Last Friday’s jobs report from the Department of Labor (DOL) shows US unemployment reached 14.7 percent in April, as payroll employment fell by 20.5 million. Those figures are the worst since official records began in 1948, far outstripping the effects of the 1970s and 1980s recessions, 9/11, and the Great Recession of 2007-09.
Those figures likely understate current unemployment, as the jobs report is based on surveys conducted during the week ending April 18. Other DOL data show that in the following two weeks ending on April 25 and May 2, an additional seven million people filed new claims for unemployment insurance (UI) benefits, indicating significant additional layoffs.
Hopefully, for millions of laid off workers, the extraordinary spike in unemployment is temporary, as they are called back to their former jobs or find new jobs quickly as the economy reopens. However, recent projections from the nonpartisan Congressional Budget Office suggest the job crisis will not end quickly for millions of others, with unemployment peaking at 16 percent in the third quarter of 2020 and still averaging above 10 percent in 2021 before falling to 9.5 percent in December 2021. If CBO is correct (and Friday’s report already puts them on the optimistic side) and the recovery from this recession follows the “jobless recovery” from the Great Recession, the US could be facing high unemployment for years.

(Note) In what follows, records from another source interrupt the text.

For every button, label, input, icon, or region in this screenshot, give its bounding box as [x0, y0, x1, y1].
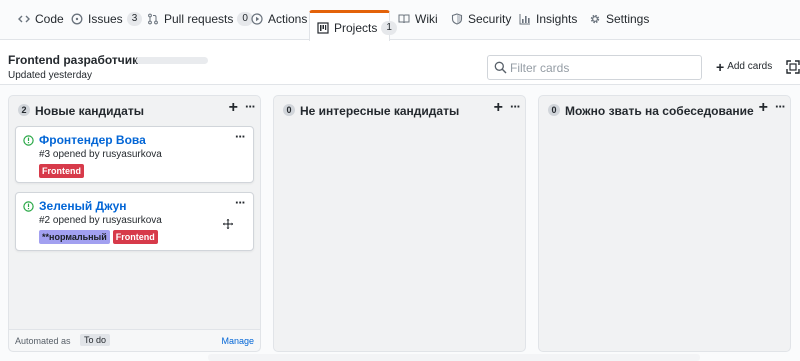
- fullscreen-icon[interactable]: [786, 60, 800, 74]
- automation-badge: To do: [80, 334, 111, 346]
- card-meta: #3 opened by rusyasurkova: [39, 149, 162, 160]
- column-header: 0 Можно звать на собеседование + ···: [539, 96, 790, 124]
- add-card-plus-button[interactable]: +: [759, 99, 768, 117]
- project-updated: Updated yesterday: [8, 70, 92, 81]
- move-cursor-icon: [222, 218, 234, 230]
- tab-pull-requests[interactable]: Pull requests 0: [147, 12, 253, 40]
- project-column: 2 Новые кандидаты + ··· Фронтендер Вова …: [8, 95, 261, 352]
- add-cards-button[interactable]: + Add cards: [716, 58, 773, 75]
- column-footer: Automated as To do Manage: [9, 329, 260, 351]
- code-icon: [18, 13, 30, 25]
- issue-opened-icon: [71, 13, 83, 25]
- play-icon: [251, 13, 263, 25]
- automation-text: Automated as: [15, 336, 71, 346]
- project-description-placeholder: [136, 57, 208, 64]
- project-title: Frontend разработчики: [8, 53, 146, 67]
- tab-security[interactable]: Security: [451, 12, 511, 40]
- shield-icon: [451, 13, 463, 25]
- card-item[interactable]: Зеленый Джун #2 opened by rusyasurkova ·…: [15, 192, 254, 251]
- column-card-count: 0: [283, 104, 295, 116]
- column-header: 0 Не интересные кандидаты + ···: [274, 96, 525, 124]
- tab-code[interactable]: Code: [18, 12, 64, 40]
- gear-icon: [589, 13, 601, 25]
- label-normal[interactable]: **нормальный: [39, 230, 110, 244]
- graph-icon: [519, 13, 531, 25]
- card-labels: **нормальный Frontend: [39, 230, 158, 244]
- issue-opened-icon: [23, 135, 34, 146]
- projects-counter: 1: [381, 21, 397, 35]
- horizontal-scrollbar[interactable]: [208, 354, 700, 361]
- tab-issues-label: Issues: [88, 12, 123, 26]
- card-item[interactable]: Фронтендер Вова #3 opened by rusyasurkov…: [15, 126, 254, 183]
- issues-counter: 3: [126, 12, 143, 26]
- plus-icon: +: [716, 58, 725, 75]
- git-pull-request-icon: [147, 13, 159, 25]
- column-name: Не интересные кандидаты: [300, 104, 460, 118]
- tab-actions[interactable]: Actions: [251, 12, 307, 40]
- tab-settings-label: Settings: [606, 12, 650, 26]
- column-name: Новые кандидаты: [35, 104, 144, 118]
- label-frontend[interactable]: Frontend: [39, 164, 84, 178]
- label-frontend[interactable]: Frontend: [112, 230, 158, 244]
- project-column: 0 Не интересные кандидаты + ···: [273, 95, 526, 352]
- add-card-plus-button[interactable]: +: [494, 99, 503, 117]
- column-menu-button[interactable]: ···: [245, 98, 256, 116]
- card-menu-button[interactable]: ···: [235, 195, 246, 210]
- add-card-plus-button[interactable]: +: [229, 99, 238, 117]
- column-card-count: 0: [548, 104, 560, 116]
- tab-insights[interactable]: Insights: [519, 12, 577, 40]
- tab-code-label: Code: [35, 12, 64, 26]
- column-menu-button[interactable]: ···: [510, 98, 521, 116]
- filter-cards-input[interactable]: [510, 59, 695, 77]
- card-labels: Frontend: [39, 164, 84, 178]
- column-card-count: 2: [18, 104, 30, 116]
- tab-actions-label: Actions: [268, 12, 308, 26]
- tab-settings[interactable]: Settings: [589, 12, 649, 40]
- tab-insights-label: Insights: [536, 12, 578, 26]
- add-cards-label: Add cards: [727, 61, 773, 72]
- column-header: 2 Новые кандидаты + ···: [9, 96, 260, 124]
- card-title-link[interactable]: Зеленый Джун: [39, 199, 127, 213]
- tab-wiki[interactable]: Wiki: [398, 12, 438, 40]
- tab-pull-requests-label: Pull requests: [164, 12, 234, 26]
- card-menu-button[interactable]: ···: [235, 129, 246, 144]
- column-name: Можно звать на собеседование: [565, 104, 754, 118]
- tab-projects-label: Projects: [334, 21, 378, 35]
- column-menu-button[interactable]: ···: [775, 98, 786, 116]
- filter-cards-box: [487, 55, 702, 80]
- book-icon: [398, 13, 410, 25]
- card-title-link[interactable]: Фронтендер Вова: [39, 133, 146, 147]
- issue-opened-icon: [23, 201, 34, 212]
- card-meta: #2 opened by rusyasurkova: [39, 215, 162, 226]
- tab-wiki-label: Wiki: [415, 12, 438, 26]
- tab-projects[interactable]: Projects 1: [309, 10, 397, 41]
- tab-security-label: Security: [468, 12, 512, 26]
- manage-automation-link[interactable]: Manage: [221, 336, 254, 346]
- tab-issues[interactable]: Issues 3: [71, 12, 143, 40]
- project-icon: [317, 22, 329, 34]
- search-icon: [494, 61, 507, 74]
- project-column: 0 Можно звать на собеседование + ···: [538, 95, 791, 352]
- repo-tab-bar: Code Issues 3 Pull requests 0 Actions Pr…: [0, 0, 800, 41]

The massive ongoing unemployment likely to result from this crisis means one of the next policy discussions Congress will engage in involves extending UI benefits. Those are already payable for up to 59 weeks through current state UI programs and temporary federal programs created in prior coronavirus relief laws. Those temporary federal programs expire in December 2020, but this deadline will certainly be extended.
Last week, key congressional Democrats offered a sweeping proposal to provide up to an unprecedented 117 total weeks — that is, two years and three months — of unemployment benefits per recipient. That would far eclipse the record up to 99 weeks of unemployment benefits payable per recipient in the wake of the Great Recession. Their proposal would also continue the availability of $600 per week unemployment check supplements, including after the health emergency has passed in amounts that would more than double typical UI benefits. Their proposal would continue such extraordinary federal unemployment benefits until the three-month average national unemployment rate falls below 5.5 percent for two straight months. As the above chart shows, if this recovery is like the last one, that could be over six years from now — in July 2026.